On that basis, what better time to look back on than those same early 1990s, when the UK suffered a huge recession with unemployment over 10%, a housing market crash and significant volatility in the pound, including the infamous “Black Wednesday” currency crash in September 1992.

According to the seasonally-adjusted Nationwide House Price Index, at a national level house prices fell by 18.3% from a peak in Q2 1989 to a low in Q4 1992. Regionally, the picture was far more diverse – London and the Outer Metropolitan area fell 30% and the South East and East Anglia fell 35% (the amount Mr Carney predicted for a post-Brexit Doomsday), while house prices in Scotland actually went up! And let’s not forget – base rates during this time reached a high of 15%, a level unthinkable in today’s ultra low interest rate environment.  Whilst lending multiples were lower then than they are today, arguably homeowners were as stressed if not more so than they are today.

So what happened?

Well of course there were foreclosures – according to UK Finance, in the five years covering 1989 to 1993 there were 262,400 of them! But this represents a total just 2.68% of the nine million or so mortgages outstanding at the time, an annualized rate of 0.54%. Even if we assumed that all these mortgages were 100% LTV loans (which of course they weren’t), and so had no homeowner’s equity cushion, and that they were all in areas that suffered the worst house price falls (and also Mr Carney’s prediction) of 35% then simplistic annualized losses would total just 35 basis points.

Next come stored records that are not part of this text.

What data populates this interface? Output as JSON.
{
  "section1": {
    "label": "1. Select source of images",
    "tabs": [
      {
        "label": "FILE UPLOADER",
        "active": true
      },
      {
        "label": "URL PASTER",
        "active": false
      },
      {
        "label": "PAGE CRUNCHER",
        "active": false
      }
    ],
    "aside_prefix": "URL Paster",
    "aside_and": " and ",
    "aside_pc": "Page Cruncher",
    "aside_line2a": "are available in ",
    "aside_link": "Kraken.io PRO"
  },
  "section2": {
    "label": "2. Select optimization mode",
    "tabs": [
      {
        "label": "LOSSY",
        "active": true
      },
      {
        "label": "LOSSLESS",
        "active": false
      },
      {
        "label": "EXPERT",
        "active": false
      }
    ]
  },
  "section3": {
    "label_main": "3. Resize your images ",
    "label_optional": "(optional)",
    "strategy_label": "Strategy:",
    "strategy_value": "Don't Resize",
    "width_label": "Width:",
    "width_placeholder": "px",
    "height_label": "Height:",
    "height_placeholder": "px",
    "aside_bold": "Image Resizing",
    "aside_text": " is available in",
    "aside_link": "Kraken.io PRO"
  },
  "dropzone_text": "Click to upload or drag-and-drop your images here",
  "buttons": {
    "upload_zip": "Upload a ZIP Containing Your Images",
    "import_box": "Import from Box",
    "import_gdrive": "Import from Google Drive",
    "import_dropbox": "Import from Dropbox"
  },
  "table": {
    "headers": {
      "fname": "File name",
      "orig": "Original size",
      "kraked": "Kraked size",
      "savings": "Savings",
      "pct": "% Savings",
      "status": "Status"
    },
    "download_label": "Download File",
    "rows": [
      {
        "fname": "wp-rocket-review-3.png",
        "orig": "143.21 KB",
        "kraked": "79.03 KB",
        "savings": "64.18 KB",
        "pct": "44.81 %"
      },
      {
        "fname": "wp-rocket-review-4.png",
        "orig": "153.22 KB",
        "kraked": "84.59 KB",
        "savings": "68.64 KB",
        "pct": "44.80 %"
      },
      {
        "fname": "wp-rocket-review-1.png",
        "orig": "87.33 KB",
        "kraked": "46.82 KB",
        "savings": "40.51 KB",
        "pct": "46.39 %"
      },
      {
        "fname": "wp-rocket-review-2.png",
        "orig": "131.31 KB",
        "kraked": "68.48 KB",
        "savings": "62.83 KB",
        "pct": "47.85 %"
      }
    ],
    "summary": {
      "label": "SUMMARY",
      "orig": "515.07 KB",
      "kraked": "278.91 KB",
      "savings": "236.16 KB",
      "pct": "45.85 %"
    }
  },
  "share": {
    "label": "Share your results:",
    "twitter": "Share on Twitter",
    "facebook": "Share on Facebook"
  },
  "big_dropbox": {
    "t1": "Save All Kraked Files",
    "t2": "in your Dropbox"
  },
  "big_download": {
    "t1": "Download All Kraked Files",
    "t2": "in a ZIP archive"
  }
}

At the time, the UK RMBS market was still relatively nascent, but importantly no bondholders sustained any losses through that period. As with today, deals were structured with significant layers of protection for bondholders.  In fact, today’s deals should be much safer given the far higher levels of stress applied by the rating agencies and the regulators.

The rating agency models are highly complex and include a large number of inputs (including regional variations), but simplistically, foreclosure stresses at the AAA level are more than 20 times the annualized rates experienced in the 1990s combined with house price falls of 50% or more – far higher than even Mr Carney’s worst nightmares.

Even at the most junior end, significant protection is afforded to bondholders. All deals contain a Reserve Fund, usually 1.5%-2% – more than enough to absorb all the losses seen in the early 1990s – as well as the Excess Spread; essentially the originator’s profit margin after all the interest costs have been paid on the bonds as well as any losses on loans that do default.

In addition, as the senior parts of these deals pay down, the levels of protection afforded to the junior end become ever larger.

Of course, were Doctor Doom’s predictions to come true, it’s possible that some UK RMBS deals could lose some money – though with the exception of a handful of junior tranches exposed directly to Lehman Brothers for embedded swaps, none have ever done so – but with the levels of protection afforded them, which don’t forget grows over time, it’s a very remote possibility.